The other gets pregnant and gets her own social flat and benefits, she is not allowed to have a man living with her so drifts through a succession of casual relationships, trapped as a single parent.

The benefits system should encourage couples to live together not make it financially impossible, a very large proportion of single parents cannot afford a partner living in they would loose too much benefit.

Urmstongran Sat 02-Apr-22 08:20:24

You’ve got rose tinted apex on Gagajo about lifestyle choices. Himself was at an ATM years ago in Eccles during his lunch hour. Behind him two mums with buggies we’re chatting. One had two babies, the other had three. He heard the one with three confide to her friend “you need to get another one babe then you’ll be minted”. She then outlined the reasons why. He said he felt quite dispirited returning to work.

nadateturbe Sat 02-Apr-22 08:21:13

Agree with what teacheranne said.

Urmstongran Sat 02-Apr-22 08:21:27

*spex

Urmstongran Sat 02-Apr-22 08:23:50

Very good point Katie59.

Urmstongran Sat 02-Apr-22 08:27:13

Seems as though the CAB are pretty toothless. This whole sticky mess needs a fresh approach. I wonder what is the best practice in some European countries? I would put money on it they’re not as soft as us about it all. We just mentally shrug it off thinking there’s no alternative but surely there has to be?

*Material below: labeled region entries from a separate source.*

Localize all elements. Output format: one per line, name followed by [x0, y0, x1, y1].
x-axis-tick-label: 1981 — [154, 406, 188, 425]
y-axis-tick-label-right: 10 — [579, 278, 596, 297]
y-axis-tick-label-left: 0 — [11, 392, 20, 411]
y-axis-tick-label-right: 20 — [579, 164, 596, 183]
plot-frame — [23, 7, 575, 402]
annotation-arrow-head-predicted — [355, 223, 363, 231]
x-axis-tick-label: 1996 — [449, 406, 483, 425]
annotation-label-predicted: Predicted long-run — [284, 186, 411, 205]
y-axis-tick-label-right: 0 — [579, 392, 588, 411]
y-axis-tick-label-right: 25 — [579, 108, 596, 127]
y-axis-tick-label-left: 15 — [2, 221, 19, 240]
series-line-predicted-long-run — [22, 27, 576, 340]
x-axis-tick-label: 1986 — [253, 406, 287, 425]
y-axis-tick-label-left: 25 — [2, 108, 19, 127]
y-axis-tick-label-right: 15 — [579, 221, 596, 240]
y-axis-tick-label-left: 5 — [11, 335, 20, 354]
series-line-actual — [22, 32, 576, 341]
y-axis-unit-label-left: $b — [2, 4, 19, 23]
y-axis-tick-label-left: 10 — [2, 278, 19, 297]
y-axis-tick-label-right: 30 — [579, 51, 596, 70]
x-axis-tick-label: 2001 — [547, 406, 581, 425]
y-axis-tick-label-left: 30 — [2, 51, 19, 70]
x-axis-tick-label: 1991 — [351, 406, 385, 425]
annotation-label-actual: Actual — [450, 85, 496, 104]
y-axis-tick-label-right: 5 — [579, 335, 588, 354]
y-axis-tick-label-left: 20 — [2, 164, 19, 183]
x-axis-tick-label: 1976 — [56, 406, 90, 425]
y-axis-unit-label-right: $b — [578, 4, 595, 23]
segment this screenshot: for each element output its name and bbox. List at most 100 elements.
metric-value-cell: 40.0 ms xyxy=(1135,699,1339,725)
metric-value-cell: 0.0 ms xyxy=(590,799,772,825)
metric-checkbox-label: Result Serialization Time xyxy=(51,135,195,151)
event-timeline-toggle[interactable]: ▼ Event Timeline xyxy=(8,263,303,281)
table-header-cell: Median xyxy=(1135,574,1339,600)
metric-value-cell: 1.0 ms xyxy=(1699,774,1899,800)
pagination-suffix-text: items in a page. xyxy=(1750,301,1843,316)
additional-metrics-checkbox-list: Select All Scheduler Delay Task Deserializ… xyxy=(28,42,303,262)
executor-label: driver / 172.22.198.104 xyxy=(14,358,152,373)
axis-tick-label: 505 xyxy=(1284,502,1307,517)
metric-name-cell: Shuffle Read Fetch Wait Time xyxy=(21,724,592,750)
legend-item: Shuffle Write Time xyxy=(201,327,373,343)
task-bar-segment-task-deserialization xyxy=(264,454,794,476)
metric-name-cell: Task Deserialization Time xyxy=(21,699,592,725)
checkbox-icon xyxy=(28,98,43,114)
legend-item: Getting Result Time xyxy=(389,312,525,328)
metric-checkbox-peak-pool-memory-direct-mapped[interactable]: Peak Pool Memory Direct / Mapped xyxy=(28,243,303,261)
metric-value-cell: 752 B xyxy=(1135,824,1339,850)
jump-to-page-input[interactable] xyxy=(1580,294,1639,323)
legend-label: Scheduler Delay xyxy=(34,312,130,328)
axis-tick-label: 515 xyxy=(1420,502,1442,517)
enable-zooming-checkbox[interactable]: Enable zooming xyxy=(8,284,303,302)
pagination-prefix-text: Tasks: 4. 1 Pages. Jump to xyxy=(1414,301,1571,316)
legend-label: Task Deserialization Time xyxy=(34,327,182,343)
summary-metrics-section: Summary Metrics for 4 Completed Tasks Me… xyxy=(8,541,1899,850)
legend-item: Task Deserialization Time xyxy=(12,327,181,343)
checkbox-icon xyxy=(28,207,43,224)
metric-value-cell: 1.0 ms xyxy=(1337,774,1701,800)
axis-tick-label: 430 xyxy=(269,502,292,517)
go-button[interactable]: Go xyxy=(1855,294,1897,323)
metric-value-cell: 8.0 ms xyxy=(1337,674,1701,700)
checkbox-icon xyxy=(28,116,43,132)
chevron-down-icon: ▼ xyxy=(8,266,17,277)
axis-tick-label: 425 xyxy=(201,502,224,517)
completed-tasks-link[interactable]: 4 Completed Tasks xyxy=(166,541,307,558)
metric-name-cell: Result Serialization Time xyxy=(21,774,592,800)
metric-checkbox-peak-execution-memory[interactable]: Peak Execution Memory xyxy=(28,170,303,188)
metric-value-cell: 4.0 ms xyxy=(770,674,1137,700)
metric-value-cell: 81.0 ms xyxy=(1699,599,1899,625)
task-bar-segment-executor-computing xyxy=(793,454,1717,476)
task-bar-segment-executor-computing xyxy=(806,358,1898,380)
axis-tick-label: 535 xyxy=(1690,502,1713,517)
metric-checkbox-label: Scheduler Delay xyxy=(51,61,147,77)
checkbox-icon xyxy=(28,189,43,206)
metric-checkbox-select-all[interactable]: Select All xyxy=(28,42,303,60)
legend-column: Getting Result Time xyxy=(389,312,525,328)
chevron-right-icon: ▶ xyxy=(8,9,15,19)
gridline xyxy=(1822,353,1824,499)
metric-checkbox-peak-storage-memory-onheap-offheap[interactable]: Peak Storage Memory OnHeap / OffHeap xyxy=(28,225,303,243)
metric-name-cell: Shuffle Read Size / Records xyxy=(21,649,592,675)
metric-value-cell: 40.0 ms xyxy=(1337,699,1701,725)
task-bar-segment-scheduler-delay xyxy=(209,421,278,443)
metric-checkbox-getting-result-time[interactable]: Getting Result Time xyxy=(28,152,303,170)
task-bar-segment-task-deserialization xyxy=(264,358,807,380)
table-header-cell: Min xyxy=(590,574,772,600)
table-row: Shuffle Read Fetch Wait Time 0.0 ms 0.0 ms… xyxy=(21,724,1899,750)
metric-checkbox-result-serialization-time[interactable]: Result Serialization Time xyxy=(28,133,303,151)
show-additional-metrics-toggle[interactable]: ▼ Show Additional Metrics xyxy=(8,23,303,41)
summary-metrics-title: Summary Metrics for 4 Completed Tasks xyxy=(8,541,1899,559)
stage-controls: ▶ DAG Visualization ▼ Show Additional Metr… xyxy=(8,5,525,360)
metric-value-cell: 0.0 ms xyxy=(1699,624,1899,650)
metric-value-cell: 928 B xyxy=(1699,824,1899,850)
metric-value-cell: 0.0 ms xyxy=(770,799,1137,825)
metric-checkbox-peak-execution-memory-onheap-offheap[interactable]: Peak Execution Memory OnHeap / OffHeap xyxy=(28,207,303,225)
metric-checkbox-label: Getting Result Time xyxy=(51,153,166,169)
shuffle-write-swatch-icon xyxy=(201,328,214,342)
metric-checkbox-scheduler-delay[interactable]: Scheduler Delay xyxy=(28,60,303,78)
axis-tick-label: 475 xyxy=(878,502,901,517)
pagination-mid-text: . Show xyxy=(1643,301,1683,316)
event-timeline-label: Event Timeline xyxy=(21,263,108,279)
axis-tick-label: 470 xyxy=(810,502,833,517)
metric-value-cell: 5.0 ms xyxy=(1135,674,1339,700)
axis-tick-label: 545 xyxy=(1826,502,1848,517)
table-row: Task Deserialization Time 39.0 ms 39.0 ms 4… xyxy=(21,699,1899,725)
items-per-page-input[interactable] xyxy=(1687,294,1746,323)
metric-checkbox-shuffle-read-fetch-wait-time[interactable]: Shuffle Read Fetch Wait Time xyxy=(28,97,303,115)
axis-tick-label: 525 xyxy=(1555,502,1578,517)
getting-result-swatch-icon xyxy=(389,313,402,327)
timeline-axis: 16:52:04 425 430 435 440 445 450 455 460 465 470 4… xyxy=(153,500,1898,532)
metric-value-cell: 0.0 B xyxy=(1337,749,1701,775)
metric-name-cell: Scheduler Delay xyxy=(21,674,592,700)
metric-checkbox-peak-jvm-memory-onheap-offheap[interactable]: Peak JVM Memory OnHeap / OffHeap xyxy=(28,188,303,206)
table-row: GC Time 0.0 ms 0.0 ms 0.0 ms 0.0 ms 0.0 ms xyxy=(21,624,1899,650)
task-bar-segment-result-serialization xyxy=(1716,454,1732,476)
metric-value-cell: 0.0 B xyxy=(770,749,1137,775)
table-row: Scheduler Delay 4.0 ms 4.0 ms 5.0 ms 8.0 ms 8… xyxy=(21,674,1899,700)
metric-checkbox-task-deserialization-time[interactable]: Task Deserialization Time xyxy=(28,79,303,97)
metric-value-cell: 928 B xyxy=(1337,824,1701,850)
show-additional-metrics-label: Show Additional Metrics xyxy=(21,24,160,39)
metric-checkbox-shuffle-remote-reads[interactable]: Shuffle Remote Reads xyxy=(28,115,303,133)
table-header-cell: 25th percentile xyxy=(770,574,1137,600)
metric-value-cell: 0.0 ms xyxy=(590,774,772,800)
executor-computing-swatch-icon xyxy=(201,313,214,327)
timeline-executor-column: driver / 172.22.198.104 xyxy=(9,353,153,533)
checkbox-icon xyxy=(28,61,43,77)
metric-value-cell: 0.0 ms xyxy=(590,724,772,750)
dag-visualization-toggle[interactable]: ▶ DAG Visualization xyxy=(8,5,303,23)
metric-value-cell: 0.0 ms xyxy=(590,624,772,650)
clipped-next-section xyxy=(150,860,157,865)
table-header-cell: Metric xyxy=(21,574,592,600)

BlueBelle Sat 02-Apr-22 08:49:28

There will always be some girls who get pregnant to start their own family after leaving a bad one, those who get pregnant without bothering with contraception , those who are just promiscuous, and maybe ‘some’ that do it to try a short cut for a home !! But I m much more sceptical about that and of your story Umstrongran ( not saying your husband didn’t hear it) but I don’t think that really happens it’s a bit of an urban myth so many young girls with babies are in hideous bedsit’s, or temporary housing with just a microwave to cook on and a single bed and cot They aren’t given a houses or flat quickly! just the same way that some people insist refugees are given flash houses etc etc which just doesn’t happen, most are housed in dire situations

And none of this addresses the situation of a married woman a family woman being left with the children while the man walks away to start again with the next woman and doesn’t support the family he left

Septimia Sat 02-Apr-22 09:10:13

When ex-DiL decided she didn't want to be married to our DS it was entirely her decision - it came as a surprise to him - and she wasn't an exception. I've heard of a number of men who have been in the same situation, and equally shocked.

DS has always cared for his daughter 50% of the time. However, not all men have been as lucky. Another I know of would love to spend time with his daughter but his ex is obstructive even though he is an honest upright citizen.

It seems to me that some women choose to abandon their children's fathers simply because, these days, it is relatively easy to do. They can work, they should get financial help from the ex-partners, and it is more socially acceptable, even if it isn't always easy. Men frequently get the blame, but it isn't always their fault.